McGill University researchers, working at a dig in New Jersey, said they unearthed "giant" magnetofossils that were produced by microorganisms from the boundary of the Paleocene and Eocene epochs.
Magnetofossils are the fossilized remains of magnetic particles produced by magnetotatic bacteria -- bacteria that can orient themselves along the Earth's magnetic field lines.
Although the fossils are only about 4 microns long, they are about eight times larger than previously known magnetofossils, the researchers said.
"This is an entirely new class of organism that no one has reported before," said Professor Hojatollah Vali. He said the species lived during a period of abrupt global warming of about 5 degrees Celsius known as the Paleocene-Eocene Thermal Maximum.

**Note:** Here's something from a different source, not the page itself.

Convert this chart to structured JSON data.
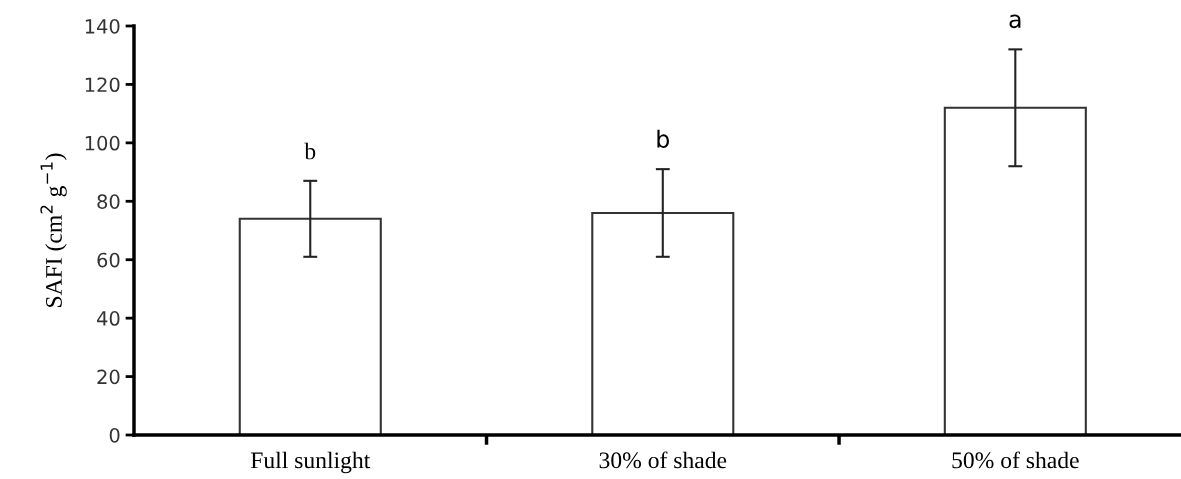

"What's very interesting is we know the specific time frame when these organisms existed," he said. "If you go below it, we don't find them, and if you go above it, we don't find them. Five degrees warmer may not seem like much but there was much more iron available due to increased weathering. The additional iron is required for the microorganism to produce the giant magnetofossils. It is clear a similar abrupt global warming climatic event could have a severe impact upon our biosphere."
The study, which included researchers from the California Institute of Technology, the Curie Institute in Paris and Princeton University, appears in the Proceedings of the National Academy of Sciences.